Rich Grosfelt, the Outreach Coordinator for the New Jersey DEA Division, told the audience that “we are not going to arrest our way out of this problem. We have to get out into the community, we have to speak to people and make people aware of what’s going on.”
He talked of the Prescription Drug/Opioid Crisis, Heroin and Fentanyl, Psychoactive Substances, which he called “drugs of concern” and today’s more powerful marijuana.
Wayne Police Chief Jack McNiff spoke briefly. Half of his over 25-year career in law enforcement was spent as a DARE Instructor or as a school resource officer at Anthony Wayne Middle School, so the subject of adolescent drug use is very important to him.
The Chief talked of how the Wayne Police Department does more than just enforce drug laws.
“When we respond to a house and there is a person who has overdosed, or there's a family altercation,” he explained. “If we feel that we can push people in the right direction, in terms of recovery and assistance, we will provide them with pamphlets and assistance so that they can look for that extra help because there is a very, very huge mental health aspect to this, and it needs to be addressed.”
The Executive Director for the Wayne Counseling and Family Services Center, Colleen McGrath-Baird came up to the podium to speak.
“I’d like to thank the Mayor and the Township who have offered emergency funding for people who have no ability to pay for mental health services,” she said. “You can just call the Counseling Center, and we will make sure that we get you the funding you need.”
As for teen use of marijuana, McGrath-Baird made an excellent point about brain development.
“Any postponement of use will allow youthful brains to mature and develop tools and social skills necessary to make healthy decisions,” she said.
A panel answered questions from the audience and so much valuable information was shared that it couldn’t possibly be covered in this brief article. If you would like to view the recording of the entire presentation on YouTube, click here. As of this writing, over 530 people have viewed this recording.
Medical professional, author and addiction specialist, Henry Balzani spoke about the unanswered health questions related to marujuana ACE's [adverse childhood experiences] and the importance of early intervention.
The event was funded by the various Wayne educational unions representing teachers, secretaries, paraprofessionals and custodians. It was hosted by Mayor Chris Vergano and the Superintendent of Wayne Schools Dr. Mark Toback and New Jersey Sttate Senator Kristin Corrado was there in support of a healthy Wayne Township.
The Wayne Education Association also provided $25 gift certificates to Taste of Tuscany for all the people who attended the program in person.

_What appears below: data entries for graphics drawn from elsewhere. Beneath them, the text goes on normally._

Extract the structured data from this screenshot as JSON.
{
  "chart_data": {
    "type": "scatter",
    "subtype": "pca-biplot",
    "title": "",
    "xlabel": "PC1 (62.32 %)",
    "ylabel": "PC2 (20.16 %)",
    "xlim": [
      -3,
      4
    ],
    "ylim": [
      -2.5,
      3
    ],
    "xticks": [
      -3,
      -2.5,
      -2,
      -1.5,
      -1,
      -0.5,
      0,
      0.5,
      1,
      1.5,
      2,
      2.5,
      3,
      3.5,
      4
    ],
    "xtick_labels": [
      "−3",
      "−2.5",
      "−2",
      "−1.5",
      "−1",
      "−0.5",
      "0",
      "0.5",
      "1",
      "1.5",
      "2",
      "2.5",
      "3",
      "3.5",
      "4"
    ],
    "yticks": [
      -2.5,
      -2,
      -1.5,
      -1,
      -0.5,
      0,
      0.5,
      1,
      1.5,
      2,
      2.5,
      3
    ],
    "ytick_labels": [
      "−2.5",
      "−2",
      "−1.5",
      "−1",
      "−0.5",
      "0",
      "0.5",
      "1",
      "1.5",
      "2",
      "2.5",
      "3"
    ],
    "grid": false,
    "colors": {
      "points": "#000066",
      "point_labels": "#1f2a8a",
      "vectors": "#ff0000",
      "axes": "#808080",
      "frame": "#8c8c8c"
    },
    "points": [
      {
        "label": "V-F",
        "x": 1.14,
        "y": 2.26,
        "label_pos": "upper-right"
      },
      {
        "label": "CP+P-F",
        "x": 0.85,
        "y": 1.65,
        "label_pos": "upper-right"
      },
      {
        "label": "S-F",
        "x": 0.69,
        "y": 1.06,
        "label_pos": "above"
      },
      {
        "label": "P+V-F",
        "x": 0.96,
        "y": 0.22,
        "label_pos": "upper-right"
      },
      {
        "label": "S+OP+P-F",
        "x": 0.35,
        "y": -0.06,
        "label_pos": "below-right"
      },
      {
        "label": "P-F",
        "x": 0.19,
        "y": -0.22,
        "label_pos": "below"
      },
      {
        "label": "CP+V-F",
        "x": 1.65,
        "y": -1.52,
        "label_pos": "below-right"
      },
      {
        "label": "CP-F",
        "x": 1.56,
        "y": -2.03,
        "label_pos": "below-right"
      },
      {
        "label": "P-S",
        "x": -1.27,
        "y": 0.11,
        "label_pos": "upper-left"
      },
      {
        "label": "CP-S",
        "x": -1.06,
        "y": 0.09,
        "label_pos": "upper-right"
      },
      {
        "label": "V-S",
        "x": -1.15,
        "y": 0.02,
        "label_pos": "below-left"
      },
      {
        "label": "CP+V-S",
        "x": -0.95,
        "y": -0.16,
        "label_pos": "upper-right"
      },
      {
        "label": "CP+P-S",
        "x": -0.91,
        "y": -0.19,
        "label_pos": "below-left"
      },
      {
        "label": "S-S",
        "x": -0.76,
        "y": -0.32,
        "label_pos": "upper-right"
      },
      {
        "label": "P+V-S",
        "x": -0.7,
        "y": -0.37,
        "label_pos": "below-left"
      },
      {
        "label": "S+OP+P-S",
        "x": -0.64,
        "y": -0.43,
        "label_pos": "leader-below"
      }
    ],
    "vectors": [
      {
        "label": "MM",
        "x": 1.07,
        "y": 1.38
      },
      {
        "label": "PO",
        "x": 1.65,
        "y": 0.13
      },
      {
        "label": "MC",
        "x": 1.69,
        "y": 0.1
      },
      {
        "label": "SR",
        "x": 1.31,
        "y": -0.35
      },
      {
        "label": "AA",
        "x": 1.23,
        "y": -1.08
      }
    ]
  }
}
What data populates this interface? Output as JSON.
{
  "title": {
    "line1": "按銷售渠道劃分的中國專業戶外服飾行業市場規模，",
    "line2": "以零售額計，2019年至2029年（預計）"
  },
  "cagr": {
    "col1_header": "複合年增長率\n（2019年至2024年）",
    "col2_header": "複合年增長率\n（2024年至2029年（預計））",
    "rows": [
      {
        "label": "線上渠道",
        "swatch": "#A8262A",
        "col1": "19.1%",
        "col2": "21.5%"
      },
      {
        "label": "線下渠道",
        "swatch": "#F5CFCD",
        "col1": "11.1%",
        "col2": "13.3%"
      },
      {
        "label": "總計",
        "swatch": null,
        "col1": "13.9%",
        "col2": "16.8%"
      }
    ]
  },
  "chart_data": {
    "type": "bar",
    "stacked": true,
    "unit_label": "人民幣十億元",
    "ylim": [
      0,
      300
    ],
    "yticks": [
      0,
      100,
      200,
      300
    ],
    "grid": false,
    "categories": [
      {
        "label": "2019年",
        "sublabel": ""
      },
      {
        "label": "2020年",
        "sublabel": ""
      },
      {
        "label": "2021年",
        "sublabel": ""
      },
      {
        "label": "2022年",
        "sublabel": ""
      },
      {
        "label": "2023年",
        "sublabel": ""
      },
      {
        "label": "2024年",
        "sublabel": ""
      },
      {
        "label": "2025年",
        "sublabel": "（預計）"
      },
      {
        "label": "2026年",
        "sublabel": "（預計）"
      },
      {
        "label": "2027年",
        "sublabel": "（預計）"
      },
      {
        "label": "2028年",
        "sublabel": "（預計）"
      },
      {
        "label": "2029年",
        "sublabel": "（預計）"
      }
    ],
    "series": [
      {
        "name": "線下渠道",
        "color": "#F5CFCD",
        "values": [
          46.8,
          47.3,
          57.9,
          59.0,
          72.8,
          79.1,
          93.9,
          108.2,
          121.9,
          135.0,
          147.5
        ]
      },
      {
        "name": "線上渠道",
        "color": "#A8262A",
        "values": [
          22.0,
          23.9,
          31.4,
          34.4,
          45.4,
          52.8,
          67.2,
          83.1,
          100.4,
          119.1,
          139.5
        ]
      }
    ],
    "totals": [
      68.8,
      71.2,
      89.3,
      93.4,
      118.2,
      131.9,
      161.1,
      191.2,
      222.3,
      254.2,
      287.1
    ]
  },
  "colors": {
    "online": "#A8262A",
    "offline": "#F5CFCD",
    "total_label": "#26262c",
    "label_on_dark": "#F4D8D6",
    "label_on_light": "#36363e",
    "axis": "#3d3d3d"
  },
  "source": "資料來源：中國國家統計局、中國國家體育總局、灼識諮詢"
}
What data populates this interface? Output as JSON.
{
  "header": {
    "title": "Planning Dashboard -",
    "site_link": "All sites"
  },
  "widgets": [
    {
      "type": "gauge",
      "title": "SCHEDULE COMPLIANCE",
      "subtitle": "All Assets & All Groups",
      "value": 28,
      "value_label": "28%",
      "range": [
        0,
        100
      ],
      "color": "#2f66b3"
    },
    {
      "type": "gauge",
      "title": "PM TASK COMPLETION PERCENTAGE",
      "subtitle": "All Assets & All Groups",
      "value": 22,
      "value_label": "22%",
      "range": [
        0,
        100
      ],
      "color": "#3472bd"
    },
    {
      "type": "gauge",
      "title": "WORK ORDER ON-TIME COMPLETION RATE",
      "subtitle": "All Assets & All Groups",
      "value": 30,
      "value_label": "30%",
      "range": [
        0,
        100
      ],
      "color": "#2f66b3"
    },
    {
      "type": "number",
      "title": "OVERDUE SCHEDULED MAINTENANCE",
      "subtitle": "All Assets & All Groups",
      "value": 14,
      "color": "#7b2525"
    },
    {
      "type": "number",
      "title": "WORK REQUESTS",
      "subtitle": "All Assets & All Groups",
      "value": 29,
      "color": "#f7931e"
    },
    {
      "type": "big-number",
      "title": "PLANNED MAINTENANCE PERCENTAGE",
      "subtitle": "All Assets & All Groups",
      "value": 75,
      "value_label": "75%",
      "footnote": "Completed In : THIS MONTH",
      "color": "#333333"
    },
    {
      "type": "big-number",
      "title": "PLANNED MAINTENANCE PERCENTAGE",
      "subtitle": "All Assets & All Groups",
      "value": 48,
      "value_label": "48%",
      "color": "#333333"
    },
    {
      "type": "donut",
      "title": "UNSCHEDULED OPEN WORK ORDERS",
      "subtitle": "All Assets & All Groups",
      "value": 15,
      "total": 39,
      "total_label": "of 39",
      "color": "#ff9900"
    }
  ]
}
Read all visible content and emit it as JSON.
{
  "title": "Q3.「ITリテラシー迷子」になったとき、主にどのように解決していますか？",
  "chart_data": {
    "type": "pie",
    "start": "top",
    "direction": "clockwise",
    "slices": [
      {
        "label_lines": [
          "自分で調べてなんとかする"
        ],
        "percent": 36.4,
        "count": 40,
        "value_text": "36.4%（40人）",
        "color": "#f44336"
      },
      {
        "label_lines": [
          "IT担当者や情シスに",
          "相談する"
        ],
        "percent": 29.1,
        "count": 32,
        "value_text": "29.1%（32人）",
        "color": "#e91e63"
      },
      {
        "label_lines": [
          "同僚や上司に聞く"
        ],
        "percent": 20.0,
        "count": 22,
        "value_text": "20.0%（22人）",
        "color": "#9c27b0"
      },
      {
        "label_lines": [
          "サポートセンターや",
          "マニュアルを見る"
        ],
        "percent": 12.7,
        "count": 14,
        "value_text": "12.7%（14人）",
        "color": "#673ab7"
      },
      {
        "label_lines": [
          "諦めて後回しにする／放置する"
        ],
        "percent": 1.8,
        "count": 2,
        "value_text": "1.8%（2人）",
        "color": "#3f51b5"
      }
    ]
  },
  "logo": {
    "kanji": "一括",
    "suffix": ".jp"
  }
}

Wayne Alliance team members helped set the agenda, provide resources and prepare the event, including: Karen Marron, Chairperson Jennifer Carr, Vice Chairperson and Volunteer Coordinator, Dolores McGuire along with the Wayne Valley and Wayne Hills SROs(School Resource Officers) Ray Caronia and Eugene Foster. The Coordinator for the Wayne Alliance Robbin Gulino, was essential to the success of the event.